RAÚL GABRIEL FERREYRA; FEDERICO PÉREZ DE BERTI; ALEJO ROMÁN GIANOTTI; NOELIA INÉS BURGARDT; MARIO ROBERTO ERMÁCORA

La Plata

Conferencia; 8th International Conference on Lipid Binding Proteins; 2013

UNLP

The sterol carrier protein 2 (SCP2) is a nonspecific lipid transfer protein that has been implicated in the transfer, uptake, and metabolism of cholesterol, branched-chain fatty acids, acyl-CoA conjugates, and other lipids. SCP2 are present as domains of multidomain proteins or as single domain polypeptides in all forms of life. SCP2 structure and function has been studied mostly in mammals and next in insects. In these organisms, it has been generally found that the main function of this protein is in the peroxysomal degradation of lipids. Very little is known about the function of this protein in plants, yeast and microorganisms. Intriguingly, Saccharomyces cerevisiae and S. Pombe are the only fungi known to lack SCP2 or any similar domain. We have previously shown that Y. lipolytica SCP2 (YLSCP2) is a 128-amino-acid basic protein inducible by fatty acids, that it is located in the yeast peroxisomes and able to bind a variety of lipids and transfer them to membranes by a collision-mediated mechanism. YLSCP2 structure was recently resolved in our lab.
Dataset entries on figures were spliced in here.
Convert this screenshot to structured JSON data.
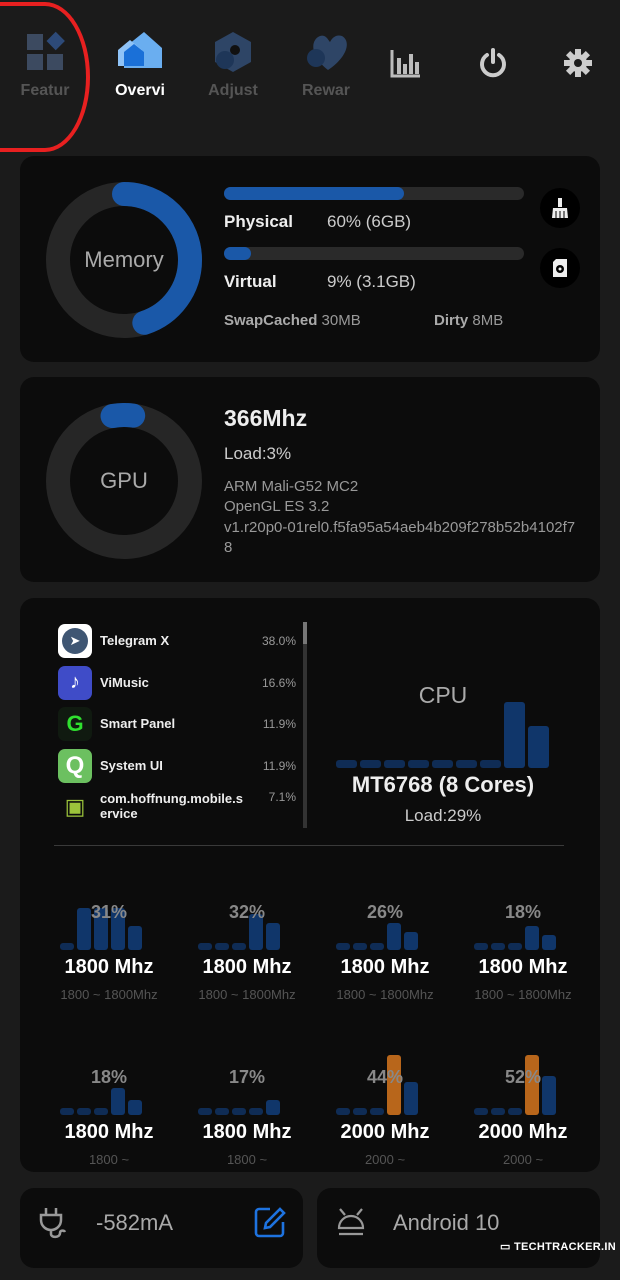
{
  "nav": {
    "tabs": [
      {
        "label": "Featur",
        "icon": "features-grid-icon",
        "active": false
      },
      {
        "label": "Overvi",
        "icon": "home-icon",
        "active": true
      },
      {
        "label": "Adjust",
        "icon": "adjust-hexagon-icon",
        "active": false
      },
      {
        "label": "Rewar",
        "icon": "heart-icon",
        "active": false
      }
    ],
    "actions": [
      {
        "icon": "bar-chart-icon"
      },
      {
        "icon": "power-icon"
      },
      {
        "icon": "gear-icon"
      }
    ]
  },
  "memory": {
    "title": "Memory",
    "usage_fraction": 0.6,
    "physical": {
      "label": "Physical",
      "value": "60% (6GB)",
      "fraction": 0.6
    },
    "virtual": {
      "label": "Virtual",
      "value": "9% (3.1GB)",
      "fraction": 0.09
    },
    "swap_label": "SwapCached",
    "swap_value": "30MB",
    "dirty_label": "Dirty",
    "dirty_value": "8MB",
    "buttons": [
      {
        "icon": "broom-icon"
      },
      {
        "icon": "sd-card-icon"
      }
    ]
  },
  "gpu": {
    "title": "GPU",
    "freq": "366Mhz",
    "load": "Load:3%",
    "load_fraction": 0.03,
    "model": "ARM Mali-G52 MC2",
    "api": "OpenGL ES 3.2",
    "driver": "v1.r20p0-01rel0.f5fa95a54aeb4b209f278b52b4102f78"
  },
  "processes": [
    {
      "name": "Telegram X",
      "percent": "38.0%",
      "icon": "telegram-icon"
    },
    {
      "name": "ViMusic",
      "percent": "16.6%",
      "icon": "vimusic-icon"
    },
    {
      "name": "Smart Panel",
      "percent": "11.9%",
      "icon": "smart-panel-icon"
    },
    {
      "name": "System UI",
      "percent": "11.9%",
      "icon": "system-ui-icon"
    },
    {
      "name": "com.hoffnung.mobile.service",
      "percent": "7.1%",
      "icon": "android-icon"
    }
  ],
  "cpu": {
    "title": "CPU",
    "model": "MT6768 (8 Cores)",
    "load": "Load:29%",
    "history": [
      0.1,
      0.1,
      0.1,
      0.1,
      0.1,
      0.1,
      0.1,
      0.95,
      0.6
    ],
    "cores": [
      {
        "percent": "31%",
        "freq": "1800 Mhz",
        "range": "1800 ~ 1800Mhz",
        "history": [
          0.1,
          0.7,
          0.7,
          0.7,
          0.4
        ]
      },
      {
        "percent": "32%",
        "freq": "1800 Mhz",
        "range": "1800 ~ 1800Mhz",
        "history": [
          0.1,
          0.1,
          0.1,
          0.6,
          0.45
        ]
      },
      {
        "percent": "26%",
        "freq": "1800 Mhz",
        "range": "1800 ~ 1800Mhz",
        "history": [
          0.1,
          0.1,
          0.1,
          0.45,
          0.3
        ]
      },
      {
        "percent": "18%",
        "freq": "1800 Mhz",
        "range": "1800 ~ 1800Mhz",
        "history": [
          0.1,
          0.1,
          0.1,
          0.4,
          0.25
        ]
      },
      {
        "percent": "18%",
        "freq": "1800 Mhz",
        "range": "1800 ~",
        "history": [
          0.1,
          0.1,
          0.1,
          0.45,
          0.25
        ]
      },
      {
        "percent": "17%",
        "freq": "1800 Mhz",
        "range": "1800 ~",
        "history": [
          0.1,
          0.1,
          0.1,
          0.1,
          0.25
        ]
      },
      {
        "percent": "44%",
        "freq": "2000 Mhz",
        "range": "2000 ~",
        "history": [
          0.1,
          0.1,
          0.1,
          1.0,
          0.55
        ],
        "peak_index": 3
      },
      {
        "percent": "52%",
        "freq": "2000 Mhz",
        "range": "2000 ~",
        "history": [
          0.1,
          0.1,
          0.1,
          1.0,
          0.65
        ],
        "peak_index": 3
      }
    ]
  },
  "battery": {
    "current": "-582mA",
    "icon": "plug-icon",
    "edit_icon": "edit-icon"
  },
  "system": {
    "os": "Android 10",
    "icon": "android-head-icon"
  },
  "watermark": "TechTracker.in",
  "colors": {
    "accent": "#1a58a8",
    "peak": "#b8661b",
    "card": "#0c0c0c",
    "background": "#1b1b1b"
  }
}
X-ray diffraction of the protein shows the lipid binding site as a large system of interconnected tunnels and surface pockets partially occupied by palmitate. It is evident that the cavity may accommodate larger and/or wider ligands. In order to evaluate this hypothesis, we studied the binding of YLSCP2 to lipids of different size and properties. We also measured the consumption of different lipids as a sole source of carbon, by Y. lipolytica and S. cerevisiae. A model for the binding of different lipidic ligands was developed and a working hypothesis for the function of yeast SCP2 is presented.